Celebrities of the professional Blackjack world range from computer and mathematical geniuses to maniacally daring individuals who are willing to take any kind of bet, including bizarre ones. Some of the best known individuals are members of the “Blackjack Hall of Fame” while others make headlines and spend a great deal of time fighting for the rights of players everywhere.
Many of the Blackjack world’s most famous members like to share their information through books and web sites, and none is more well-known than Ken Smith. With two comprehensive web sites dedicated to the skills of both casino and tournament play; he is one of the most recognized authorities on the Internet.
Steve Forte is another professional Blackjack player who has shared his knowledge of the game in order to help others “beat the house”. Unfortunately, his popular book “Read the Dealer” was also read by the casinos themselves, who promptly changed some policies and procedures to outwit those who had read the fascinating book.
While Forte relied on observation in order to “read” a dealer, Edward Thorp developed and published a comprehensive guide called “Beat the Dealer”. He is perhaps one of the most famous members of the Hall of Fame, and one of the most well-known players. He tested his own theories and put them into print without any clearance from the scientific, mathematic or academic communities, and sold in the hundreds of thousands.
Others who have built on Thorp’s theories include Stanford Wong, who created the popular strategy called “wonging” where a player counts cards from a distance and then enters into a game when the deck is most advantageous.
Ken Uston took this a bit farther by being one of the most well-known developers of team Blackjack play, and who became so notorious he had to wear elaborate disguises in order to join in a game at most casinos throughout the world.
Team Blackjack was probably taken the farthest possible by J.P. Massar and Bill Kaplan, both MIT graduates who developed successful teams of Blackjack players, eventually designing their efforts around a standard business model and taking in millions over the course of several decades and different teams.
While some Blackjack celebrities created strong strategies others used equipment and theories, for example Peter Griffin who authored “The Theory of Blackjack” and continued to teach professional courses throughout his life, and Keith Taft who perfected early portable computers that worked as card counting machines.

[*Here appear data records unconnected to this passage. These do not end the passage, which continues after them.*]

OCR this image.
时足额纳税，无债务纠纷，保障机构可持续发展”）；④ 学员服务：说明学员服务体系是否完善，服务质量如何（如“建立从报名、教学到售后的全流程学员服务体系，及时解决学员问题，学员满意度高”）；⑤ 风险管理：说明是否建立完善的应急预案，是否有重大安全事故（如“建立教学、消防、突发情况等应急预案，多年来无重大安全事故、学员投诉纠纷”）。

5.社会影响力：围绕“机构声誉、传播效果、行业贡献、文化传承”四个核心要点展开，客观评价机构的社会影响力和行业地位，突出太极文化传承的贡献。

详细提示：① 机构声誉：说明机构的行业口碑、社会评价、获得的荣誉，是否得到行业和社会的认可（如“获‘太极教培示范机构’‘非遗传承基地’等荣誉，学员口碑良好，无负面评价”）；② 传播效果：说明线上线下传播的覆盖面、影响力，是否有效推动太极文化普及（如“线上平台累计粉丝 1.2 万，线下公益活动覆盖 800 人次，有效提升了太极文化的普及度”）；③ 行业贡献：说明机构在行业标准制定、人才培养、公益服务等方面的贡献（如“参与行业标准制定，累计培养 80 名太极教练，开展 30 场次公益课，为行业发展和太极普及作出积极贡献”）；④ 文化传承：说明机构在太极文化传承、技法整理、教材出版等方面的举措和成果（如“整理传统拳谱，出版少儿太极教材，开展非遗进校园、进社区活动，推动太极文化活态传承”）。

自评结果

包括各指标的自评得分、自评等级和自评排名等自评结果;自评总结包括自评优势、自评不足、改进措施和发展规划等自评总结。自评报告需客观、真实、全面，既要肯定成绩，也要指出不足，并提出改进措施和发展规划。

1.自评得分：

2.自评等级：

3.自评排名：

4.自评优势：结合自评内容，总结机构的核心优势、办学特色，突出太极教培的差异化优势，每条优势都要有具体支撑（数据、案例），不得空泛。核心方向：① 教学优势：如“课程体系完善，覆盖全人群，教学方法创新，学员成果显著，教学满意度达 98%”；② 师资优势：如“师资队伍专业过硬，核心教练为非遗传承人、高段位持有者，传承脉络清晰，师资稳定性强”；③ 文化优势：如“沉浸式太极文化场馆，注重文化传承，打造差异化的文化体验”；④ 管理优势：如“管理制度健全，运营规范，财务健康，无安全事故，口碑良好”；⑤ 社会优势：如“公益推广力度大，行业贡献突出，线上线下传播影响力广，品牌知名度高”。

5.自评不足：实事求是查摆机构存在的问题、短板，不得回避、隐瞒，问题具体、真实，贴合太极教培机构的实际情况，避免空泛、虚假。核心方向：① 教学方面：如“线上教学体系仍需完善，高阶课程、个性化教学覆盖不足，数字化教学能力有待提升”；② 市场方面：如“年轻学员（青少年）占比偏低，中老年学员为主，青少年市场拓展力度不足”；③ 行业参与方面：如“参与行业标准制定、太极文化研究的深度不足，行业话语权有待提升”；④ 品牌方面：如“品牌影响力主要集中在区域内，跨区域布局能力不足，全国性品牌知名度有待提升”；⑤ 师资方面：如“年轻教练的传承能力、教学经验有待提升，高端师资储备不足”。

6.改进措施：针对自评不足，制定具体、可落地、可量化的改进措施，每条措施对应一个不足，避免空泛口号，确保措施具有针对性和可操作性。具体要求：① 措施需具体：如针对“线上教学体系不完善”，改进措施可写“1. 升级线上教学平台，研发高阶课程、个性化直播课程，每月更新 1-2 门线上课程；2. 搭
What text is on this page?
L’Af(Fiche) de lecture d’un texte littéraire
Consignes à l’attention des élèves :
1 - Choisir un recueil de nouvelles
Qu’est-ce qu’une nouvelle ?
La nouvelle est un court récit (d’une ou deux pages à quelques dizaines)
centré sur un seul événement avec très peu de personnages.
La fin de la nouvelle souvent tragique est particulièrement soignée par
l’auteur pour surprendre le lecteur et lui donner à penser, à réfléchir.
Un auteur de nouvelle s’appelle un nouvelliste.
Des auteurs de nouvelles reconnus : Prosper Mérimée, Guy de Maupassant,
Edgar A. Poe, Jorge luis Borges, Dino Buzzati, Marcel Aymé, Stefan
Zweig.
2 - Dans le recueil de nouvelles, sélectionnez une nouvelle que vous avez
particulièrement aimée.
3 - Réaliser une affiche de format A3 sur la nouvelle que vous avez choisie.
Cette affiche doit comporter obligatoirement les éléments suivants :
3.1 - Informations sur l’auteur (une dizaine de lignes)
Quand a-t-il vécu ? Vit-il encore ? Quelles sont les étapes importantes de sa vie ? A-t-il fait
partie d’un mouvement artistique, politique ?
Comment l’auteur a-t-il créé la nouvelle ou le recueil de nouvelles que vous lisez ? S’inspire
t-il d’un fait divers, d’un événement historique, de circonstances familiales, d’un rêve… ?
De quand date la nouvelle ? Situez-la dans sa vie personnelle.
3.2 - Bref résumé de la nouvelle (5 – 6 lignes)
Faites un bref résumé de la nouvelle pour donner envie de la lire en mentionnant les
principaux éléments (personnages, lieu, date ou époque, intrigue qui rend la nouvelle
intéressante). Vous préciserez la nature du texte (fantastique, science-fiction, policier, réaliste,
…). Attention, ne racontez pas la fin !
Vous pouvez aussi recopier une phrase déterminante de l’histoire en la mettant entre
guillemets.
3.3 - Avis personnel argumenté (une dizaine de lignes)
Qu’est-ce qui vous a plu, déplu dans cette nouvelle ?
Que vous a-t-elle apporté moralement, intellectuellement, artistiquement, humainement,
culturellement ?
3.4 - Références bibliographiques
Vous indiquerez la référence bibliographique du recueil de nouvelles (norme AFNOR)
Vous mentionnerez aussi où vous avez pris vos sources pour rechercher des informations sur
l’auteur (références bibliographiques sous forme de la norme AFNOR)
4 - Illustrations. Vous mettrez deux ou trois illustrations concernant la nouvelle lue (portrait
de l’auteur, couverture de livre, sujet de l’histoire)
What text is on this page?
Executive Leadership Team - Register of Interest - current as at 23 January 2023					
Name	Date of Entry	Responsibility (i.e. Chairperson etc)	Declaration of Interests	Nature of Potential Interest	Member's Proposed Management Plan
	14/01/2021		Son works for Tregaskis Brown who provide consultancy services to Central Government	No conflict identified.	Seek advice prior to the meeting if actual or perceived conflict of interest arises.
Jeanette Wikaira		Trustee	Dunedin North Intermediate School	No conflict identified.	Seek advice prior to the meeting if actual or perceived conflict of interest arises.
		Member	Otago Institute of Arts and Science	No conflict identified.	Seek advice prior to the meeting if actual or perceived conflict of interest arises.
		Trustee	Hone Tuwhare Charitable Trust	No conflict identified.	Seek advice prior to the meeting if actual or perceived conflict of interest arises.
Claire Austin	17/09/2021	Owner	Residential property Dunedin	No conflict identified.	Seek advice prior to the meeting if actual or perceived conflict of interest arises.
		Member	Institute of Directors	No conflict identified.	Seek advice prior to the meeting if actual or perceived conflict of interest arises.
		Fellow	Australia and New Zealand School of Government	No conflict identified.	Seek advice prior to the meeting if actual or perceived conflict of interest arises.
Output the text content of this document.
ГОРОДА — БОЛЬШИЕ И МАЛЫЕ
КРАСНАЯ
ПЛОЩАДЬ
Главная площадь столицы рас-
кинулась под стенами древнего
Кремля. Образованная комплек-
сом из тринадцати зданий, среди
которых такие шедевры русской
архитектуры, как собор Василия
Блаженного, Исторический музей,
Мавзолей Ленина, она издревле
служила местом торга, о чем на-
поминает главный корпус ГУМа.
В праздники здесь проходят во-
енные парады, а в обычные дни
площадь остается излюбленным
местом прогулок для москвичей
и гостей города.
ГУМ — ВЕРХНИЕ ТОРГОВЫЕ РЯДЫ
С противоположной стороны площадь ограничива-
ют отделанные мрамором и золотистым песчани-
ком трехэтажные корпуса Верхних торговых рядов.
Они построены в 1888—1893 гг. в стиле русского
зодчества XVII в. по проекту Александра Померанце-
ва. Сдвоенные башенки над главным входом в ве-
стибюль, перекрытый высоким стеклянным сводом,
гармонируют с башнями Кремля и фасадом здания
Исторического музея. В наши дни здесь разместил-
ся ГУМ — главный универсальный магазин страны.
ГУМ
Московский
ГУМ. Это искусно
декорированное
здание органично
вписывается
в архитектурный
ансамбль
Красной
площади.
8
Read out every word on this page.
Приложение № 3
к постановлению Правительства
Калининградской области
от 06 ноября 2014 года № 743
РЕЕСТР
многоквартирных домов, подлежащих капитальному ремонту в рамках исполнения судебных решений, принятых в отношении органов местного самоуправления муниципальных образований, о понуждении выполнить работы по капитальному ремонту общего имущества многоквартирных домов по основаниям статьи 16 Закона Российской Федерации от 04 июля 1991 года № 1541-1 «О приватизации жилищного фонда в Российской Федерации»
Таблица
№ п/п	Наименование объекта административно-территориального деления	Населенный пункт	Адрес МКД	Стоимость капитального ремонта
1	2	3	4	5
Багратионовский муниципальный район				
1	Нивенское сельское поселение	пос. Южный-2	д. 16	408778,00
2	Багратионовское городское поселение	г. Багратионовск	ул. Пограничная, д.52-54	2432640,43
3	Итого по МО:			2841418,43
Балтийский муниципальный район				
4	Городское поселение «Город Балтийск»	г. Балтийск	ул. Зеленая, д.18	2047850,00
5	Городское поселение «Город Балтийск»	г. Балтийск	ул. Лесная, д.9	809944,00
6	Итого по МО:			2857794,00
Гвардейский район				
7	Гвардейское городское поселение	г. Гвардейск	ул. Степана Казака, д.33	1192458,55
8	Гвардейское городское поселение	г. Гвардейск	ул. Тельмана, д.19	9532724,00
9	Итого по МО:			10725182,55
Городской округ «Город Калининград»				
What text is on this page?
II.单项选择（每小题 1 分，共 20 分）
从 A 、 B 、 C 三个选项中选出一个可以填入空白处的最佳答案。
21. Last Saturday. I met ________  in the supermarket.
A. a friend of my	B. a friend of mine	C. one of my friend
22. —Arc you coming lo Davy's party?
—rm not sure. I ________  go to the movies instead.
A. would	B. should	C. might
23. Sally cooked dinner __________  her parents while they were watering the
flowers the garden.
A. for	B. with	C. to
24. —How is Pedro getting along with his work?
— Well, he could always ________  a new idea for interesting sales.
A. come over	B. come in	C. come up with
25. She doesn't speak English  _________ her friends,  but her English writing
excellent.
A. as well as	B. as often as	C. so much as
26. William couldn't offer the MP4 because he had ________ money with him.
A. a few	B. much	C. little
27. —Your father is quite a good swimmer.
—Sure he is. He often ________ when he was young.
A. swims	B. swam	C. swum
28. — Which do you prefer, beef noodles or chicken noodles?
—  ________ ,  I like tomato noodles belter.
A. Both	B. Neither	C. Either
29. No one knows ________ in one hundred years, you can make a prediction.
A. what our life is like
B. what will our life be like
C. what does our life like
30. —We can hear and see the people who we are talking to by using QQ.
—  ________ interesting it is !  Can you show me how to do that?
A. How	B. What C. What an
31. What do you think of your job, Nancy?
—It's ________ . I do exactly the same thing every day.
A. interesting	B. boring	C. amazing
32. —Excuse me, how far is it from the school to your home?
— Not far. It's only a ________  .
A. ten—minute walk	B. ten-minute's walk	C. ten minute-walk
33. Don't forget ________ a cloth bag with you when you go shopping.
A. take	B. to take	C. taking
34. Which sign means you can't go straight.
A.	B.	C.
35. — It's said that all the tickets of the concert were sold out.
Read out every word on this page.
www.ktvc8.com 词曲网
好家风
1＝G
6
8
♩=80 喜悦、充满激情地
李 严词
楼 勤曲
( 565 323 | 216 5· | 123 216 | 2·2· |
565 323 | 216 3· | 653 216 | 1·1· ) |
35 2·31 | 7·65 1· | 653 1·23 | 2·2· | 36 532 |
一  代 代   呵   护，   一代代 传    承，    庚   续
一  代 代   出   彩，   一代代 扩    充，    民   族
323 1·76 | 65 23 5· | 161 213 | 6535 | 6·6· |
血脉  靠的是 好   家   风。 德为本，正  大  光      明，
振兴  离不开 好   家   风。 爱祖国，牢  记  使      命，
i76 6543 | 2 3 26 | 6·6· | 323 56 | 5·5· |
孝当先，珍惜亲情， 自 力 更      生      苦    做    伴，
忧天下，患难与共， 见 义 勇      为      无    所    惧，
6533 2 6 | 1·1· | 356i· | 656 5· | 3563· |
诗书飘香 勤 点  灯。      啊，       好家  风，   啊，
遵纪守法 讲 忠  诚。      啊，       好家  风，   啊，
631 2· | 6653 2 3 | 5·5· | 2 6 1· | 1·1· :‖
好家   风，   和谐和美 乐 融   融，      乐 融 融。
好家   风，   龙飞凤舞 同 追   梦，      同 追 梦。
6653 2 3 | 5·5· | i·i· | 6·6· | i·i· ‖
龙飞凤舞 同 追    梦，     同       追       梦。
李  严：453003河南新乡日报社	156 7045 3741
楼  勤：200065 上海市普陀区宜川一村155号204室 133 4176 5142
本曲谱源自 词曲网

Finally, there are celebrities in the world of Blackjack who earn their status by skill and by knowing how and when to grab the spotlight. Jimmy Pine is a tournament player who is famous for his “pay the little man” slogan whenever a player beats the casino. Sam Vaughn spent many years travelling back and forth between Arizona and Nevada in order to develop his skills, eventually winning a million dollar jackpot, and Joe Pane is another player who began playing after an injury and has since become one of the most “winning” tournament players around.
Others like Brian Zembic are simply “colorful” characters. Zembic is more notorious for his acceptance of an outrageous wager to have breast implant surgery than for his Blackjack skills, and Barry Meadow has such a unique and flamboyant past that his life story is just as fascinating as his gambling ability.
Finally, there are two very well known members of the Blackjack community that have both the skills and a little something extra - Max Rubin is a champion player and consultant who also knows how to really “play” the casinos, getting remarkable “comps” and teaching others how to do so as well. James Grosjean is another highly skilled professional who has made a career from playing Blackjack while also fighting against the casinos and agencies that infringe on the rights of skilled players.